3 VIEWS ON GOD’S END TIMES PROMISES
Christians generally hold one of three views of how God will fulfill his promises to Abraham, Israel, and Christians.
God’s promises to Abraham. Free Bible Images
Dispensational.
The “dispensational” view is that God has two plans with two people groups, Israel and the Christian church (Christians). God will fulfill his promises to Abraham (that Abraham would be the father of the great nation of Israel and many other nations)(Genesis 12:1-3, 17:2-9) and Israel by giving to ethnic Jews the land that he promised to Abraham and Israel (Genesis 12:7, 13:15, 15:18-21, 50:24; Exodus 3:17, 12:25, 32:13, 33:1, Deuteronomy 6:23, 8:1).

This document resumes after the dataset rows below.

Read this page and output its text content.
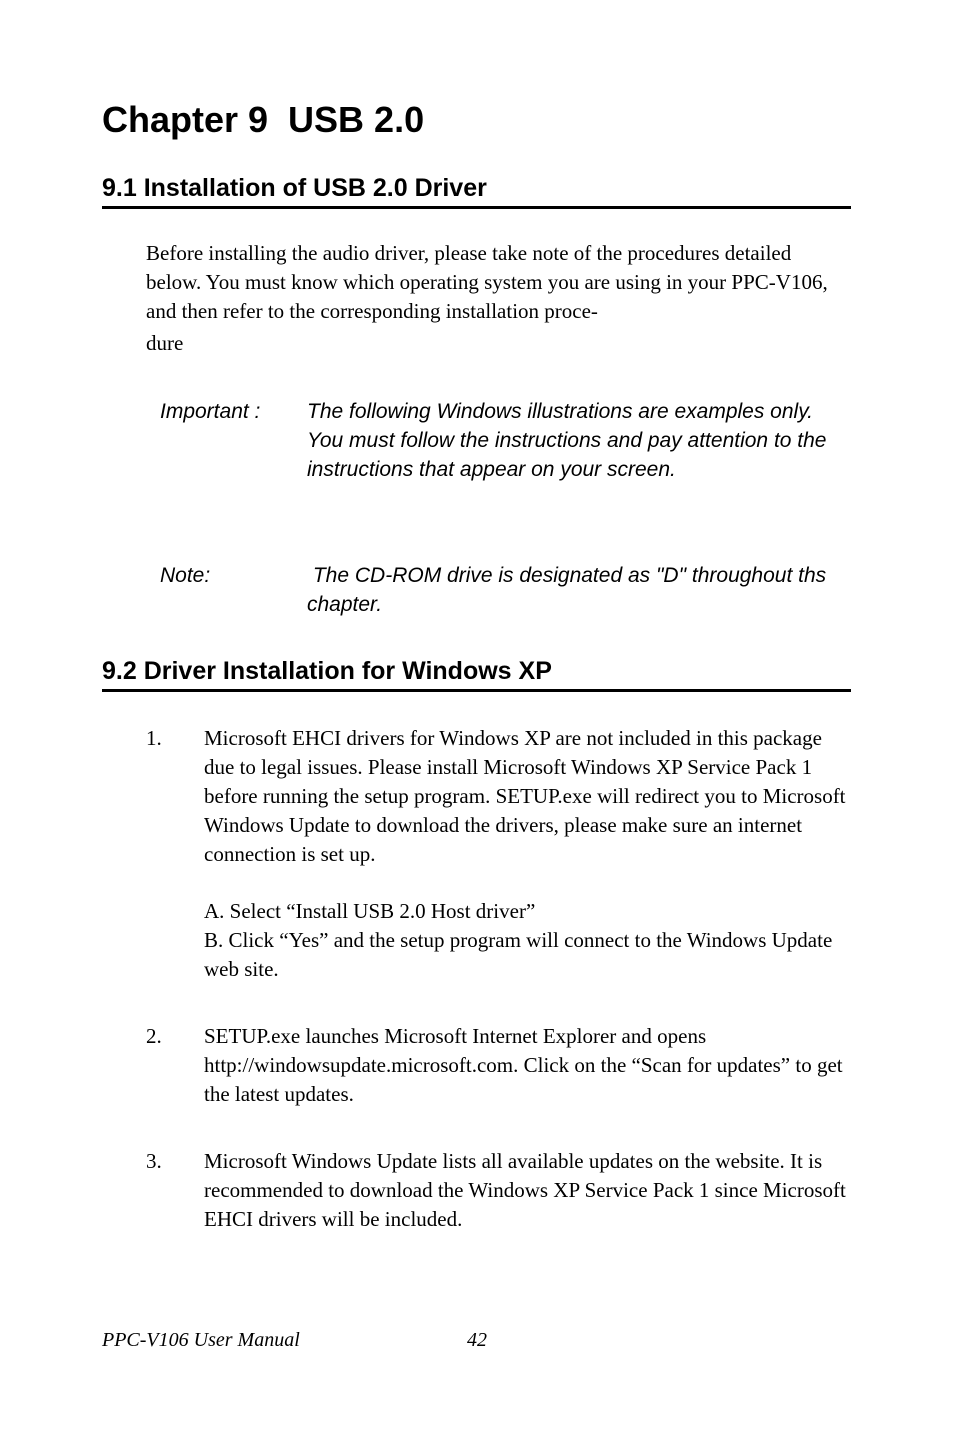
Chapter 9  USB 2.0
9.1 Installation of USB 2.0 Driver

Before installing the audio driver, please take note of the procedures detailed below. You must know which operating system you are using in your PPC-V106, and then refer to the corresponding installation proce-
dure

Important : The following Windows illustrations are examples only. You must follow the instructions and pay attention to the instructions that appear on your screen.

Note:	The CD-ROM drive is designated as "D" throughout ths chapter.

9.2 Driver Installation for Windows XP
1. Microsoft EHCI drivers for Windows XP are not included in this package due to legal issues. Please install Microsoft Windows XP Service Pack 1 before running the setup program. SETUP.exe will redirect you to Microsoft Windows Update to download the drivers, please make sure an internet connection is set up.

A. Select “Install USB 2.0 Host driver”
B. Click “Yes” and the setup program will connect to the Windows Update web site.

2. SETUP.exe launches Microsoft Internet Explorer and opens http://windowsupdate.microsoft.com. Click on the “Scan for updates” to get the latest updates.

3. Microsoft Windows Update lists all available updates on the website. It is recommended to download the Windows XP Service Pack 1 since Microsoft EHCI drivers will be included.

PPC-V106 User Manual	42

God made a separate promise to the Christian church (Christians). Christians are children of Abraham by God’s spiritual adoption of them by grace through faith in Jesus Christ. After God’s spiritual adoption of Christians, God fulfills his promise to Christians of an eternal relationship with God, Jesus, and the Holy Spirit in heaven. (Romans 8:15, 23, 9:4; Galatians 4:5; Ephesians 1:5).
Covenantal.
The “covenantal” view is that God has one covenant for one people. Specifically, God always had only one plan for one people group. God’s people of every age are those who had faith in God and Jesus Christ as the divine spiritual Messiah, King of kings, Savior, and Lord. In the Old Testament before Jesus arrived on earth, people believed and trusted in Jesus by looking forward expectantly for the Messiah who was yet to come (Hebrews 11:13, 39-40). In the New Testament after Jesus arrived on earth, anyone could become a true child of Abraham and enter into an eternal relationship with God by God’s grace through faith in Jesus Christ as the divine spiritual Messiah, King of kings, Savior, and Lord (Galatians 3:7-9). There is only one covenant of divine grace from God’s promise of the Messiah in the Garden of Eden (Genesis 3:15) to return. The Messiah will defeat Satan and all evil at the end of time (Revelation 20:6-10). God’s purpose for Israel was to prepare a way for the Messiah’s coming and to demonstrate God’s attributes, character, and glory as he interacted with Israel.
New Covenantal.
The “new covenantal” view is that God has one purpose that he has worked out in two covenants. Specifically, God’s interaction with Abraham and Israel in the Old Testament is a separate covenant with Abraham and Israel for the purpose of pointing people to the new covenant that God made with all people, to redeem them of their sins through Jesus and to have an eternal relationship with them in the new heaven and new earth (Jeremiah 31:31-34; Hebrews 3:5, 8:5-13, 9:8-10, 10:9; Revelation 21:1-4). The apostle Paul also distinguished between “God’s two covenants … where the people received the (Old Testament) law that enslaved them” and the new covenant in the New Testament of the “heavenly Jerusalem” of those who are “free” from the law of sin (Galatians 4:24-26 NLT). Paul also emphasized God’s promises to Abraham were fulfilled in Jesus Christ. “God gave the promises to Abraham and his child. And notice that the Scripture doesn’t say ‘to his children,’ as if it meant many descendants. Rather, it says ‘to his child’-and that, of course, means Christ” (Galatians 3:16, NLT, see also Genesis 12:7).
Timothy Paul Jones, Rose Guide to End-Times Prophecy (Peabody, MS: Rose Publishing, 2011), 54-63.